Sun Kissed Innsmouth
Part 110
Great grandfather’s trunks were set out on the floor up against the third and fourth rows of dusty old shelves. Yellowed journals and old sea charts had been dumped haphazardly against the packed dirt walls and floors of the cellar. Ancient instruments and collections of Pacific Ocean specimens had been haphazardly stuffed onto already crowded shelves, leaving them exposed to the elements.
Had the offering of Felecia’s worldly possessions, stuffed into one of those trunks with her deeply personal letters splayed out for all to see, been such a pointed attack? Surely Nana had orchestrated the use of the old trunks, but had she ordered them all emptied out? What were they being used for then? The attic held all the family luggage, Nana had enough trunks to take every stitch of clothing she owned, there were twelve of the damn things up there with her initials stenciled on them. Mother had half as many, Father and her brothers had a three or four a piece, even Felecia had three older trunks and a fancy steamer for trips abroad she had never, and would never take. Surely Nana didn’t need more old trunks that stunk of mildew and rat droppings to store her things or take on a trip.
Felecia opened one of the old trunks and looked at it dumbly. She stood there and looked at the old trunk and its new cargo and cocked her head to the side for nearly a minute before she closed it, opened another, and then another one, before she moved on, looking to the next rows of shelves.
All those rows of empty mason jars and they chose to use old family trunks. Felecia’s banishment and the ugly opening of her life’s secrets may have been a byproduct after all, or at least the choosing of what her things were dumped in was.
All of great grandfather’s things were dumped to make room for potatoes.
Potatoes that would surely grow stale and dry in mildew laden, rat dropping coated trunks. The staff hadn’t preserved them or sought to store them properly in open bins. Things at the big house had truly gotten worse and gone strained to be sure.
None of that was of import to Felecia, not personally or in what she came to find there. Grampa’s things, when she finally recognized them, were in even worse shape than his father’s. The old tourist’s once loved belongings were scattered and stuffed loose on shelves that sagged under their weight. There seemed no rhyme or reason and as with his father’s things a lot of the collection seemed pilfered, disheveled, and denuded.
Was Nana having trusted servants go into town to pawn old family heirlooms, had it finally come to that these last few years?
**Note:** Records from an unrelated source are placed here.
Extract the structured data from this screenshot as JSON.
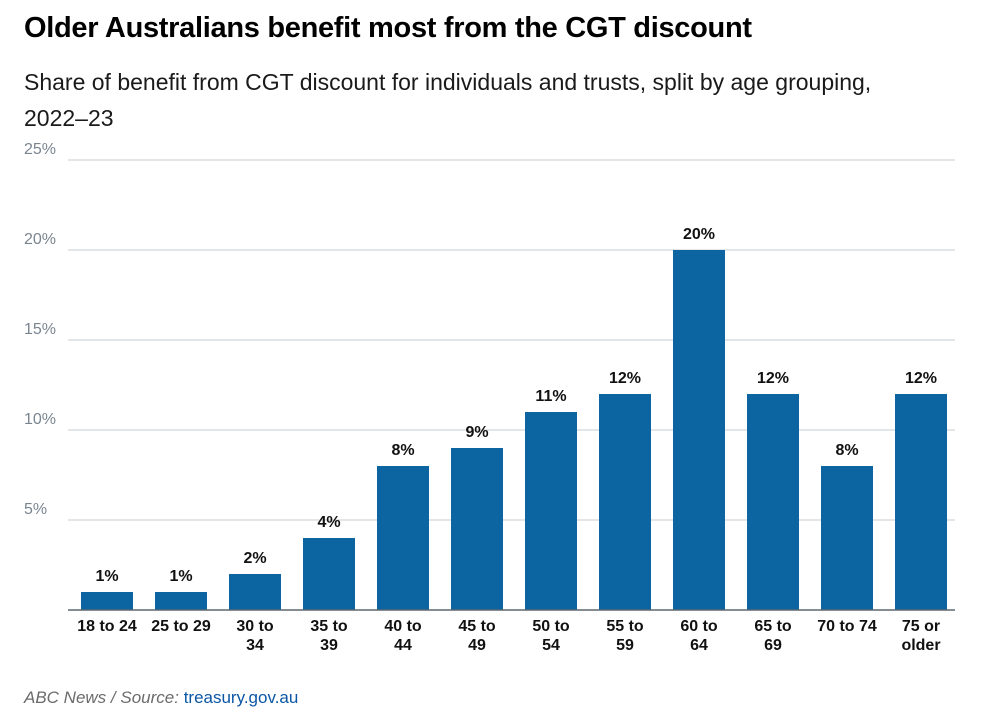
{
  "header": {
    "title": "Older Australians benefit most from the CGT discount",
    "subtitle": "Share of benefit from CGT discount for individuals and trusts, split by age grouping, 2022–23"
  },
  "footer": {
    "credit": "ABC News / Source:",
    "source_link": "treasury.gov.au"
  },
  "chart_data": {
    "type": "bar",
    "title": "Older Australians benefit most from the CGT discount",
    "subtitle": "Share of benefit from CGT discount for individuals and trusts, split by age grouping, 2022–23",
    "categories": [
      [
        "18 to 24"
      ],
      [
        "25 to 29"
      ],
      [
        "30 to",
        "34"
      ],
      [
        "35 to",
        "39"
      ],
      [
        "40 to",
        "44"
      ],
      [
        "45 to",
        "49"
      ],
      [
        "50 to",
        "54"
      ],
      [
        "55 to",
        "59"
      ],
      [
        "60 to",
        "64"
      ],
      [
        "65 to",
        "69"
      ],
      [
        "70 to 74"
      ],
      [
        "75 or",
        "older"
      ]
    ],
    "values": [
      1,
      1,
      2,
      4,
      8,
      9,
      11,
      12,
      20,
      12,
      8,
      12
    ],
    "data_labels": [
      "1%",
      "1%",
      "2%",
      "4%",
      "8%",
      "9%",
      "11%",
      "12%",
      "20%",
      "12%",
      "8%",
      "12%"
    ],
    "ylim": [
      0,
      25
    ],
    "yticks": [
      {
        "value": 5,
        "label": "5%"
      },
      {
        "value": 10,
        "label": "10%"
      },
      {
        "value": 15,
        "label": "15%"
      },
      {
        "value": 20,
        "label": "20%"
      },
      {
        "value": 25,
        "label": "25%"
      }
    ],
    "grid": true,
    "legend": "none",
    "bar_color": "#0c64a0",
    "grid_color": "#d9dde2",
    "axis_color": "#5c6670",
    "tick_label_color": "#7a8590"
  }
}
Were the once trusted servants helping themselves by padding their pockets in the face of the once proud flag ship sinking under the weight of its own maintenance?
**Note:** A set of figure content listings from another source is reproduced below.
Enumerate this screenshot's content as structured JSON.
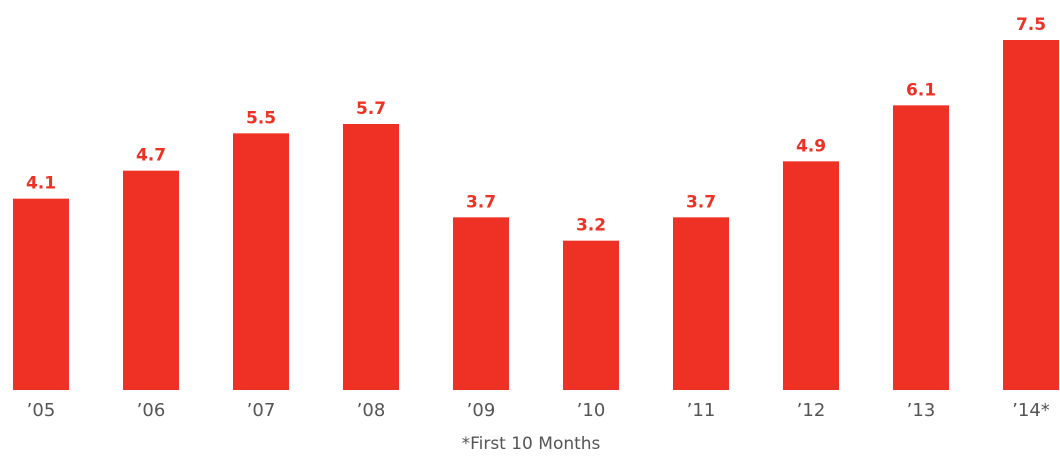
{
  "chart_data": {
    "type": "bar",
    "note": "*First 10 Months",
    "categories": [
      "’05",
      "’06",
      "’07",
      "’08",
      "’09",
      "’10",
      "’11",
      "’12",
      "’13",
      "’14*"
    ],
    "values": [
      4.1,
      4.7,
      5.5,
      5.7,
      3.7,
      3.2,
      3.7,
      4.9,
      6.1,
      7.5
    ],
    "color": "#ee3124"
  }
}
Felecia poked around and pushed and pulled at all manner of trinket and largely worthless artifact of memorabilia while she kept her eyes peeled for the oversized rifle and its lances. She dug through one shelf after another, row for row and winding up another two rows over before she found one of the harpoons. The thing was leaning on its side, its wicked barbed head buried between a stack of books made nearly illegible with age and rot. Another harpoon was found among a stack of books that Felecia suddenly recognized, maybe not individually but certainly by their style of binding. More books written in that ridiculous burble gurgle language that Jacqueline read and also fell into when in times of stress.
Felecia picked one of the nonsense books and looked at the absurd scribblings, she felt a sudden uneasiness in her stomach and guts. Something down there shifted and she leaned over and retched up a tea spoon of something black and awful onto the packed dirt floor of the cellar near the stacks of make shift bookshelves.
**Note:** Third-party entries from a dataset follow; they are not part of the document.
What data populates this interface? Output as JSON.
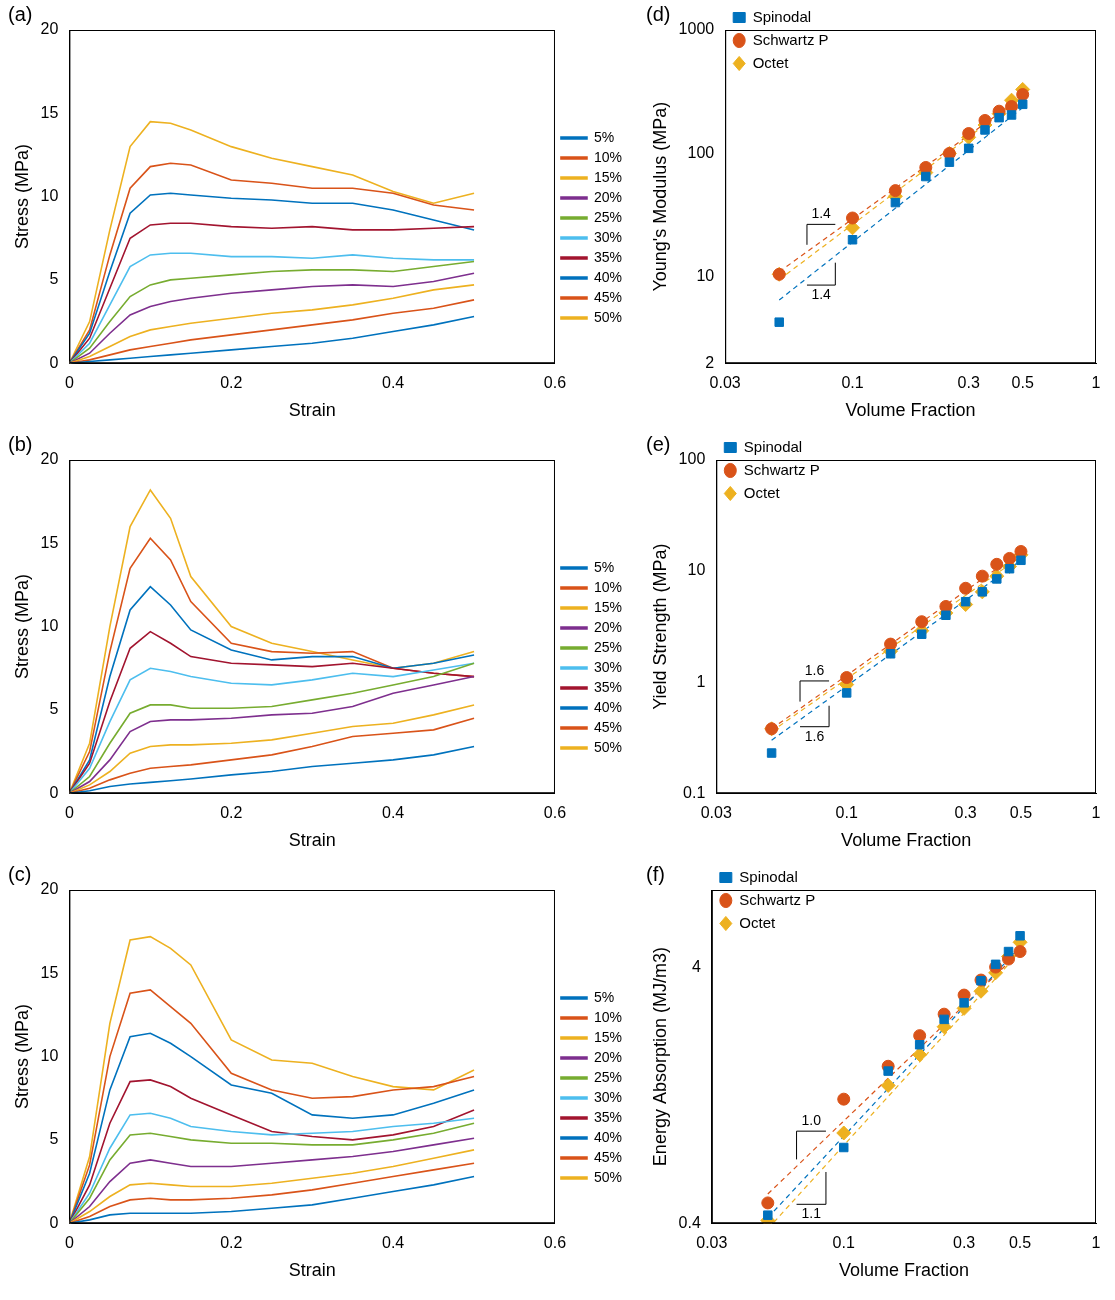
{
  "chart_data": [
    {
      "title": "(a)",
      "type": "line",
      "x_label": "Strain",
      "y_label": "Stress (MPa)",
      "x": [
        0,
        0.025,
        0.05,
        0.075,
        0.1,
        0.125,
        0.15,
        0.2,
        0.25,
        0.3,
        0.35,
        0.4,
        0.45,
        0.5
      ],
      "series": [
        {
          "name": "5%",
          "color": "#0072BD",
          "values": [
            0,
            0.1,
            0.2,
            0.3,
            0.4,
            0.5,
            0.6,
            0.8,
            1,
            1.2,
            1.5,
            1.9,
            2.3,
            2.8
          ]
        },
        {
          "name": "10%",
          "color": "#D95319",
          "values": [
            0,
            0.2,
            0.5,
            0.8,
            1,
            1.2,
            1.4,
            1.7,
            2,
            2.3,
            2.6,
            3,
            3.3,
            3.8
          ]
        },
        {
          "name": "15%",
          "color": "#EDB120",
          "values": [
            0,
            0.4,
            1,
            1.6,
            2,
            2.2,
            2.4,
            2.7,
            3,
            3.2,
            3.5,
            3.9,
            4.4,
            4.7
          ]
        },
        {
          "name": "20%",
          "color": "#7E2F8E",
          "values": [
            0,
            0.6,
            1.8,
            2.9,
            3.4,
            3.7,
            3.9,
            4.2,
            4.4,
            4.6,
            4.7,
            4.6,
            4.9,
            5.4
          ]
        },
        {
          "name": "25%",
          "color": "#77AC30",
          "values": [
            0,
            0.9,
            2.5,
            4,
            4.7,
            5,
            5.1,
            5.3,
            5.5,
            5.6,
            5.6,
            5.5,
            5.8,
            6.1
          ]
        },
        {
          "name": "30%",
          "color": "#4DBEEE",
          "values": [
            0,
            1.2,
            3.5,
            5.8,
            6.5,
            6.6,
            6.6,
            6.4,
            6.4,
            6.3,
            6.5,
            6.3,
            6.2,
            6.2
          ]
        },
        {
          "name": "35%",
          "color": "#A2142F",
          "values": [
            0,
            1.5,
            4.5,
            7.5,
            8.3,
            8.4,
            8.4,
            8.2,
            8.1,
            8.2,
            8,
            8,
            8.1,
            8.2
          ]
        },
        {
          "name": "40%",
          "color": "#0072BD",
          "values": [
            0,
            1.8,
            5.5,
            9,
            10.1,
            10.2,
            10.1,
            9.9,
            9.8,
            9.6,
            9.6,
            9.2,
            8.6,
            8
          ]
        },
        {
          "name": "45%",
          "color": "#D95319",
          "values": [
            0,
            2,
            6.5,
            10.5,
            11.8,
            12,
            11.9,
            11,
            10.8,
            10.5,
            10.5,
            10.2,
            9.5,
            9.2
          ]
        },
        {
          "name": "50%",
          "color": "#EDB120",
          "values": [
            0,
            2.5,
            8,
            13,
            14.5,
            14.4,
            14,
            13,
            12.3,
            11.8,
            11.3,
            10.3,
            9.6,
            10.2
          ]
        }
      ],
      "xlim": [
        0,
        0.6
      ],
      "xticks": [
        0,
        0.2,
        0.4,
        0.6
      ],
      "ylim": [
        0,
        20
      ],
      "yticks": [
        0,
        5,
        10,
        15,
        20
      ],
      "grid": false,
      "legend": "right"
    },
    {
      "title": "(b)",
      "type": "line",
      "x_label": "Strain",
      "y_label": "Stress (MPa)",
      "x": [
        0,
        0.025,
        0.05,
        0.075,
        0.1,
        0.125,
        0.15,
        0.2,
        0.25,
        0.3,
        0.35,
        0.4,
        0.45,
        0.5
      ],
      "series": [
        {
          "name": "5%",
          "color": "#0072BD",
          "values": [
            0,
            0.15,
            0.4,
            0.55,
            0.65,
            0.75,
            0.85,
            1.1,
            1.3,
            1.6,
            1.8,
            2,
            2.3,
            2.8
          ]
        },
        {
          "name": "10%",
          "color": "#D95319",
          "values": [
            0,
            0.3,
            0.8,
            1.2,
            1.5,
            1.6,
            1.7,
            2,
            2.3,
            2.8,
            3.4,
            3.6,
            3.8,
            4.5
          ]
        },
        {
          "name": "15%",
          "color": "#EDB120",
          "values": [
            0,
            0.5,
            1.3,
            2.4,
            2.8,
            2.9,
            2.9,
            3,
            3.2,
            3.6,
            4,
            4.2,
            4.7,
            5.3
          ]
        },
        {
          "name": "20%",
          "color": "#7E2F8E",
          "values": [
            0,
            0.7,
            2,
            3.7,
            4.3,
            4.4,
            4.4,
            4.5,
            4.7,
            4.8,
            5.2,
            6,
            6.5,
            7
          ]
        },
        {
          "name": "25%",
          "color": "#77AC30",
          "values": [
            0,
            1,
            3,
            4.8,
            5.3,
            5.3,
            5.1,
            5.1,
            5.2,
            5.6,
            6,
            6.5,
            7,
            7.8
          ]
        },
        {
          "name": "30%",
          "color": "#4DBEEE",
          "values": [
            0,
            1.5,
            4.3,
            6.8,
            7.5,
            7.3,
            7,
            6.6,
            6.5,
            6.8,
            7.2,
            7,
            7.4,
            7.8
          ]
        },
        {
          "name": "35%",
          "color": "#A2142F",
          "values": [
            0,
            1.8,
            5.5,
            8.7,
            9.7,
            9,
            8.2,
            7.8,
            7.7,
            7.6,
            7.8,
            7.5,
            7.2,
            7
          ]
        },
        {
          "name": "40%",
          "color": "#0072BD",
          "values": [
            0,
            2,
            7,
            11,
            12.4,
            11.3,
            9.8,
            8.6,
            8,
            8.2,
            8.2,
            7.5,
            7.8,
            8.3
          ]
        },
        {
          "name": "45%",
          "color": "#D95319",
          "values": [
            0,
            2.5,
            8.5,
            13.5,
            15.3,
            14,
            11.5,
            9,
            8.5,
            8.4,
            8.5,
            7.5,
            7.2,
            7
          ]
        },
        {
          "name": "50%",
          "color": "#EDB120",
          "values": [
            0,
            3,
            10,
            16,
            18.2,
            16.5,
            13,
            10,
            9,
            8.5,
            8,
            7.5,
            7.8,
            8.5
          ]
        }
      ],
      "xlim": [
        0,
        0.6
      ],
      "xticks": [
        0,
        0.2,
        0.4,
        0.6
      ],
      "ylim": [
        0,
        20
      ],
      "yticks": [
        0,
        5,
        10,
        15,
        20
      ],
      "grid": false,
      "legend": "right"
    },
    {
      "title": "(c)",
      "type": "line",
      "x_label": "Strain",
      "y_label": "Stress (MPa)",
      "x": [
        0,
        0.025,
        0.05,
        0.075,
        0.1,
        0.125,
        0.15,
        0.2,
        0.25,
        0.3,
        0.35,
        0.4,
        0.45,
        0.5
      ],
      "series": [
        {
          "name": "5%",
          "color": "#0072BD",
          "values": [
            0,
            0.2,
            0.5,
            0.6,
            0.6,
            0.6,
            0.6,
            0.7,
            0.9,
            1.1,
            1.5,
            1.9,
            2.3,
            2.8
          ]
        },
        {
          "name": "10%",
          "color": "#D95319",
          "values": [
            0,
            0.4,
            1,
            1.4,
            1.5,
            1.4,
            1.4,
            1.5,
            1.7,
            2,
            2.4,
            2.8,
            3.2,
            3.6
          ]
        },
        {
          "name": "15%",
          "color": "#EDB120",
          "values": [
            0,
            0.7,
            1.6,
            2.3,
            2.4,
            2.3,
            2.2,
            2.2,
            2.4,
            2.7,
            3,
            3.4,
            3.9,
            4.4
          ]
        },
        {
          "name": "20%",
          "color": "#7E2F8E",
          "values": [
            0,
            1,
            2.5,
            3.6,
            3.8,
            3.6,
            3.4,
            3.4,
            3.6,
            3.8,
            4,
            4.3,
            4.7,
            5.1
          ]
        },
        {
          "name": "25%",
          "color": "#77AC30",
          "values": [
            0,
            1.5,
            3.8,
            5.3,
            5.4,
            5.2,
            5,
            4.8,
            4.8,
            4.7,
            4.7,
            5,
            5.4,
            6
          ]
        },
        {
          "name": "30%",
          "color": "#4DBEEE",
          "values": [
            0,
            1.8,
            4.5,
            6.5,
            6.6,
            6.3,
            5.8,
            5.5,
            5.3,
            5.4,
            5.5,
            5.8,
            6,
            6.3
          ]
        },
        {
          "name": "35%",
          "color": "#A2142F",
          "values": [
            0,
            2.3,
            6,
            8.5,
            8.6,
            8.2,
            7.5,
            6.5,
            5.5,
            5.2,
            5,
            5.3,
            5.8,
            6.8
          ]
        },
        {
          "name": "40%",
          "color": "#0072BD",
          "values": [
            0,
            3,
            8,
            11.2,
            11.4,
            10.8,
            10,
            8.3,
            7.8,
            6.5,
            6.3,
            6.5,
            7.2,
            8
          ]
        },
        {
          "name": "45%",
          "color": "#D95319",
          "values": [
            0,
            3.5,
            10,
            13.8,
            14,
            13,
            12,
            9,
            8,
            7.5,
            7.6,
            8,
            8.2,
            8.8
          ]
        },
        {
          "name": "50%",
          "color": "#EDB120",
          "values": [
            0,
            4,
            12,
            17,
            17.2,
            16.5,
            15.5,
            11,
            9.8,
            9.6,
            8.8,
            8.2,
            8,
            9.2
          ]
        }
      ],
      "xlim": [
        0,
        0.6
      ],
      "xticks": [
        0,
        0.2,
        0.4,
        0.6
      ],
      "ylim": [
        0,
        20
      ],
      "yticks": [
        0,
        5,
        10,
        15,
        20
      ],
      "grid": false,
      "legend": "right"
    },
    {
      "title": "(d)",
      "type": "scatter",
      "x_label": "Volume Fraction",
      "y_label": "Young's Modulus (MPa)",
      "x": [
        0.05,
        0.1,
        0.15,
        0.2,
        0.25,
        0.3,
        0.35,
        0.4,
        0.45,
        0.5
      ],
      "series": [
        {
          "name": "Spinodal",
          "color": "#0072BD",
          "marker": "square",
          "values": [
            4.3,
            20,
            40,
            65,
            85,
            110,
            155,
            195,
            205,
            250
          ],
          "fit": {
            "x": [
              0.05,
              0.5
            ],
            "values": [
              6.5,
              235
            ],
            "line_style": "dashed"
          }
        },
        {
          "name": "Schwartz P",
          "color": "#D95319",
          "marker": "circle",
          "values": [
            10.5,
            30,
            50,
            77,
            100,
            145,
            185,
            220,
            240,
            300
          ],
          "fit": {
            "x": [
              0.05,
              0.5
            ],
            "values": [
              11,
              290
            ],
            "line_style": "dashed"
          }
        },
        {
          "name": "Octet",
          "color": "#EDB120",
          "marker": "diamond",
          "values": [
            10.5,
            25,
            45,
            70,
            100,
            135,
            170,
            210,
            270,
            330
          ],
          "fit": {
            "x": [
              0.05,
              0.5
            ],
            "values": [
              9.5,
              290
            ],
            "line_style": "dashed"
          }
        }
      ],
      "log": true,
      "xlim": [
        0.03,
        1
      ],
      "xticks": [
        0.03,
        0.1,
        0.3,
        0.5,
        1
      ],
      "ylim": [
        2,
        1000
      ],
      "yticks": [
        2,
        10,
        100,
        1000
      ],
      "annotations": [
        "1.4",
        "1.4"
      ],
      "grid": false,
      "legend": "upper left"
    },
    {
      "title": "(e)",
      "type": "scatter",
      "x_label": "Volume Fraction",
      "y_label": "Yield Strength (MPa)",
      "x": [
        0.05,
        0.1,
        0.15,
        0.2,
        0.25,
        0.3,
        0.35,
        0.4,
        0.45,
        0.5
      ],
      "series": [
        {
          "name": "Spinodal",
          "color": "#0072BD",
          "marker": "square",
          "values": [
            0.23,
            0.8,
            1.8,
            2.7,
            4,
            5.3,
            6.5,
            8.5,
            10.5,
            12.5
          ],
          "fit": {
            "x": [
              0.05,
              0.5
            ],
            "values": [
              0.3,
              12.5
            ],
            "line_style": "dashed"
          }
        },
        {
          "name": "Schwartz P",
          "color": "#D95319",
          "marker": "circle",
          "values": [
            0.38,
            1.1,
            2.2,
            3.5,
            4.8,
            7,
            9,
            11.5,
            13,
            15
          ],
          "fit": {
            "x": [
              0.05,
              0.5
            ],
            "values": [
              0.38,
              15
            ],
            "line_style": "dashed"
          }
        },
        {
          "name": "Octet",
          "color": "#EDB120",
          "marker": "diamond",
          "values": [
            0.38,
            0.95,
            1.9,
            2.9,
            4.2,
            5,
            6.5,
            9,
            11,
            14
          ],
          "fit": {
            "x": [
              0.05,
              0.5
            ],
            "values": [
              0.36,
              13.5
            ],
            "line_style": "dashed"
          }
        }
      ],
      "log": true,
      "xlim": [
        0.03,
        1
      ],
      "xticks": [
        0.03,
        0.1,
        0.3,
        0.5,
        1
      ],
      "ylim": [
        0.1,
        100
      ],
      "yticks": [
        0.1,
        1,
        10,
        100
      ],
      "annotations": [
        "1.6",
        "1.6"
      ],
      "grid": false,
      "legend": "upper left"
    },
    {
      "title": "(f)",
      "type": "scatter",
      "x_label": "Volume Fraction",
      "y_label": "Energy Absorption (MJ/m3)",
      "x": [
        0.05,
        0.1,
        0.15,
        0.2,
        0.25,
        0.3,
        0.35,
        0.4,
        0.45,
        0.5
      ],
      "series": [
        {
          "name": "Spinodal",
          "color": "#0072BD",
          "marker": "square",
          "values": [
            0.43,
            0.79,
            1.57,
            1.99,
            2.5,
            2.9,
            3.54,
            4.1,
            4.6,
            5.3
          ],
          "fit": {
            "x": [
              0.05,
              0.5
            ],
            "values": [
              0.42,
              4.8
            ],
            "line_style": "dashed"
          }
        },
        {
          "name": "Schwartz P",
          "color": "#D95319",
          "marker": "circle",
          "values": [
            0.48,
            1.22,
            1.64,
            2.16,
            2.62,
            3.11,
            3.56,
            4,
            4.3,
            4.6
          ],
          "fit": {
            "x": [
              0.05,
              0.5
            ],
            "values": [
              0.52,
              4.6
            ],
            "line_style": "dashed"
          }
        },
        {
          "name": "Octet",
          "color": "#EDB120",
          "marker": "diamond",
          "values": [
            0.41,
            0.9,
            1.38,
            1.82,
            2.34,
            2.76,
            3.22,
            3.8,
            4.4,
            5
          ],
          "fit": {
            "x": [
              0.05,
              0.5
            ],
            "values": [
              0.38,
              4.6
            ],
            "line_style": "dashed"
          }
        }
      ],
      "log": true,
      "xlim": [
        0.03,
        1
      ],
      "xticks": [
        0.03,
        0.1,
        0.3,
        0.5,
        1
      ],
      "ylim": [
        0.4,
        8
      ],
      "yticks": [
        0.4,
        4
      ],
      "annotations": [
        "1.0",
        "1.1"
      ],
      "grid": false,
      "legend": "upper left"
    }
  ]
}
Her eyes grazed over the nearest upturned page and she felt suddenly hot and cold all at the same time. The ache of her period throbbed and she winced under the strain of yet another cramp that started in her guts but settled sternly in her lower back.
The gun is gone, girl.
That awful outside voice, Felecia wondered when she would hear it again in earnest. Of course, if came when she was feeling at her worst.
“So now I know it’s still here, and I can’t wait to kill you with it!” Felecia dared to shout, in spite of the dark and in defiance of her fears that somehow a servant upstairs might here her.
Felecia scoured the next set of shelves on both sides of the isle and the ones after that but she finally came away with her hefty prize. The harpoon gun was wrapped in old sheets and left to gather dust by itself. The gun had ben separated, by purpose or happenstance, from its ammunition, as well as it oversized percussion caps and the yellow paper cartridges so readily showing signs of wear and age.